Dat gebeurt op dit moment onder andere in Almere Oosterwold. Daar verkennen Almere, Staatsbosbeheer, provincie Flevoland, Zeewolde, Waterschap Zuiderzeeland en heel veel andere betrokkenen de kansen voor natuur, landschap, landbouw, leefomgeving en stad. Ik noem dit via-via denken: via stedelijke ontwikkeling kun je meer natuur realiseren. Via natuurontwikkeling kun je werken aan een betere stad. Heel goed dat de mensen in dat gebied niet bij de pakken neer blijven zitten. Dat ze niet blijven hameren op de merites van een oud plan, maar werken aan een alternatief.

Bewoners van Kolham, Groningen, doen het ook zelf. Ze richten zelf een dorpspark in. Dat park is een symfonie van ecologische, cultuurhistorische, sociologische en gezondheidswaarden die harmonisch samen gaan. Wat te denken van:

  •  een trimbaan om aan je conditie te werken
  • een hangplek
  • een natuurspeelplaats
  • avontuurlijke speelplekken
  • er loopt een kleine kudde Exmoorpony’s rond die de nodige begrazing voor hun rekening nemen. De pony’s zijn van Staatsbosbeheer, die een oogje in het zeil houdt en bijspringt indien nodig.
  • er zijn vrijwilligers actief
  • boeren in de omgeving springen ook bij als er specifieke kennis of materialen nodig zijn

Dit is echt het gebied van en door de bewoners. 

Ik wil, dames en heren, dit zelforganiserend vermogen heel graag de ruimte geven. Want dit is pas echt natuurbeleid met drie onmisbare B’s. Zo kunnen we natuur beschermen, beleven en benutten.
En daarmee beantwoord ik meteen even de tweede vraag van mijnheer Van den Tweel. Wat betekent dit voor natuurorganisaties als Natuurmonumenten en Staatsbosbeheer?

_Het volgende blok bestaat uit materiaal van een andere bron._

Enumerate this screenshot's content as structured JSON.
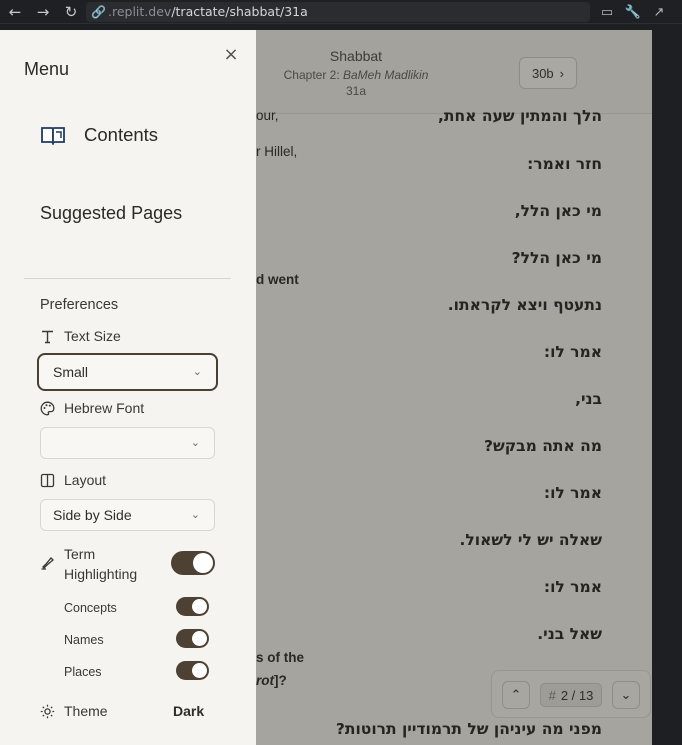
{
  "browser": {
    "url_domain": ".replit.dev",
    "url_path": "/tractate/shabbat/31a",
    "back_icon": "←",
    "forward_icon": "→",
    "reload_icon": "↻"
  },
  "reader": {
    "title": "Shabbat",
    "chapter_prefix": "Chapter 2: ",
    "chapter_name": "BaMeh Madlikin",
    "page": "31a",
    "next_page": "30b",
    "hebrew_lines": [
      "הלך והמתין שעה אחת,",
      "חזר ואמר:",
      "מי כאן הלל,",
      "מי כאן הלל?",
      "נתעטף ויצא לקראתו.",
      "אמר לו:",
      "בני,",
      "מה אתה מבקש?",
      "אמר לו:",
      "שאלה יש לי לשאול.",
      "אמר לו:",
      "שאל בני.",
      "מפני מה עיניהן של תרמודיין תרוטות?"
    ],
    "english_fragments": {
      "l1": "our,",
      "l2": "r Hillel,",
      "l3": "d went",
      "l4": "s of the",
      "l5a": "rot",
      "l5b": "]?"
    },
    "pager": {
      "current": "2 / 13",
      "hash": "#"
    }
  },
  "menu": {
    "title": "Menu",
    "contents_label": "Contents",
    "suggested_label": "Suggested Pages",
    "preferences_label": "Preferences",
    "text_size_label": "Text Size",
    "text_size_value": "Small",
    "hebrew_font_label": "Hebrew Font",
    "hebrew_font_value": "",
    "layout_label": "Layout",
    "layout_value": "Side by Side",
    "term_highlighting_line1": "Term",
    "term_highlighting_line2": "Highlighting",
    "term_highlighting_on": true,
    "concepts_label": "Concepts",
    "names_label": "Names",
    "places_label": "Places",
    "theme_label": "Theme",
    "theme_value": "Dark"
  },
  "colors": {
    "menu_bg": "#f5f4f0",
    "toggle_on": "#4d4133",
    "overlay": "#a5a49f"
  }
}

U voelt ‘m misschien al aankomen en u gaf het zelf al een beetje aan. U kijkt niet naar mij. U wilt handelen in termen van cocreatie en draagvlak. Vanuit uw kracht. Dat zie ik als een levende bevestiging van de nieuwe kijk op natuur. En laten we realistisch zijn: u hééft uw leden. U heeft laten zien dat u slimme verbanden met de samenleving kunt leggen. U hééft draagvlak. Net als Staatsbosbeheer zijn draagvlak heeft. Ook die dienst doet mooi werk. Het gaat er dus niet meer om waar u subsidie of handjes kunt regelen, wat vooral telt is úw meerwaarde. Die moet u zelf toevoegen, in kleine en grote verbanden, die organisch en zonder blauwdruk ontstaan. En misschien moet u die verbanden wel zelf opnieuw uitvinden.

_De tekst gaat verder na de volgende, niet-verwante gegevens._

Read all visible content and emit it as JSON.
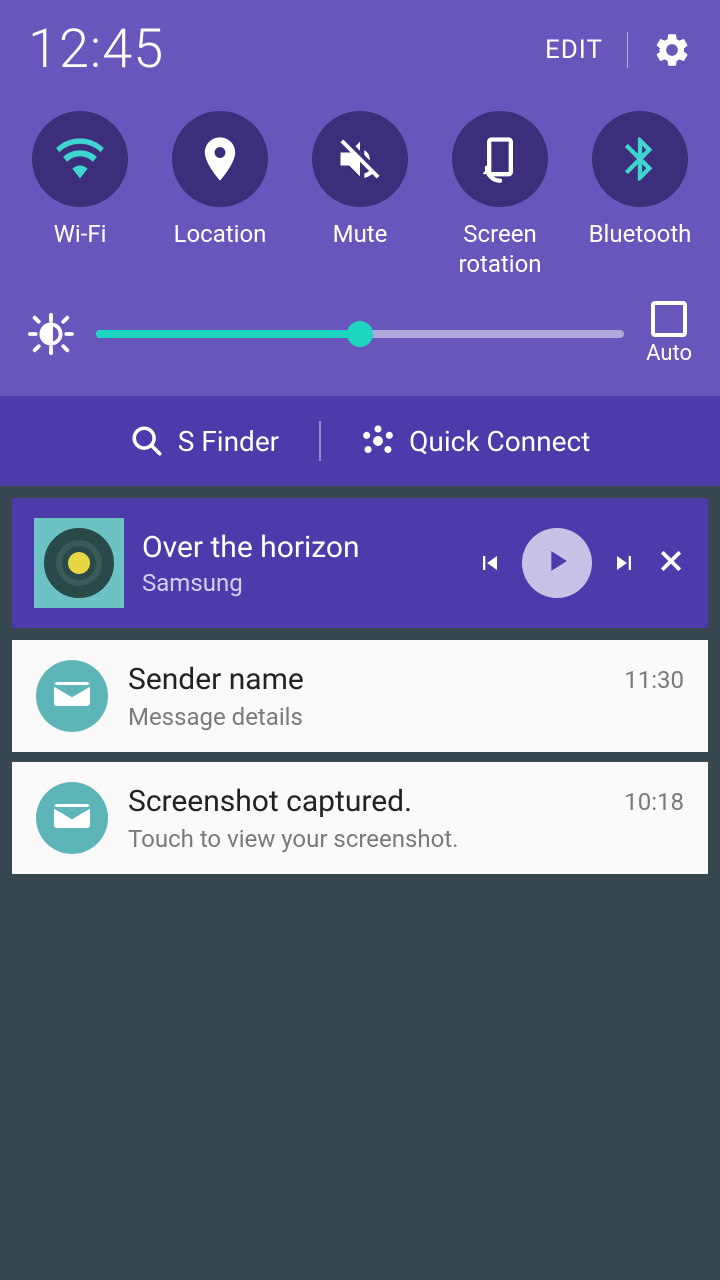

U kunt nog veel moois neerzetten als u redeneert vanuit kracht om te scheppen, in plaats vanuit de angst te verliezen. Ik wil graag met alle betrokkenen die nieuwe start maken, op de vleugels van het elan van nu. Ik heb er heel veel vertrouwen in dat burgers en bedrijven een grote plek kunnen inruimen voor natuur en natuur zo opnieuw betekenis kunnen geven.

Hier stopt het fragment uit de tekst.